Instinctively, we already know what a growing body of research is telling us: being active is good for our mental health.
This issue, many of our articles focus on the steps we can take to support students’ mental health, and the links between activity and improved mental well-being.
‘Teach Resiliency, One Year In’ looks back at 12 months of progress on this project to support the mental health of students and teachers. The site, developed in collaboration with the Centre for Addiction and Mental Health and Western University, offers new research, engaging articles, programs to use in class, blog postings, topical podcasts and other tools to equip educators for success.
Our ‘Teacher to Teacher’ column suggests practical ways educators can incorporate more mindfulness into their classrooms.
The first of the issue’s two peer-reviewed articles, ‘The Impacts of an Olympics Wrestling Program on the Academic Achievements, Physical Health and Overall Well-being of a 13-year-old Indigenous Youth’ establishes compelling links between the case study’s activity level and her mental health.

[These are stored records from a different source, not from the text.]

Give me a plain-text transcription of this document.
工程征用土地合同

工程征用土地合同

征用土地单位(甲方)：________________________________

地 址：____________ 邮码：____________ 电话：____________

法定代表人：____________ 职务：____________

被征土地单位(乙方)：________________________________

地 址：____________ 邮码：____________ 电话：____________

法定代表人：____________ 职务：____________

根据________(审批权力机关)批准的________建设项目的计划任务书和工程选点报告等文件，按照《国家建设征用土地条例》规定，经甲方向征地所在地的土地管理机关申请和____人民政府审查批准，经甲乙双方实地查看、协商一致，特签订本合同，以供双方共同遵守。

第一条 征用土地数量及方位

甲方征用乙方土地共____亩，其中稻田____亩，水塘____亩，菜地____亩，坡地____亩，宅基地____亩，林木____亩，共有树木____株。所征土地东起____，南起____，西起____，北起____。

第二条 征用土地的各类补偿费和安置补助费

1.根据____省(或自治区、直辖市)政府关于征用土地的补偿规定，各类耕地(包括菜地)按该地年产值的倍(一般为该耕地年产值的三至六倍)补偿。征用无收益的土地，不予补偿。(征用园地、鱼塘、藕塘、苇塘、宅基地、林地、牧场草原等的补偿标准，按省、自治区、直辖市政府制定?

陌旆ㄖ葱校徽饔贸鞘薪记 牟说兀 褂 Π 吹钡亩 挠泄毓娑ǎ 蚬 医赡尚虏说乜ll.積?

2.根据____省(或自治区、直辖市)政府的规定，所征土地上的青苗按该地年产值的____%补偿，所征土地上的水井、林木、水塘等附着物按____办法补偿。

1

Of course, the relationship between physical mental health is a two-way street. The second peer-reviewed article, ‘Using Instagram to Nurture Relatedness Amongst Girls in Physical and Health Education,’ examines how a socially supportive learning environment may encourage activity among peer groups.
And finally, the subject of our Community Spotlight in this issue, Joyce Sunada, is living proof of the importance of walking the walk and finding the time to take care of both our physical and mental well-being.
We hope you enjoy these articles, plus many more, in this issue of the Journal!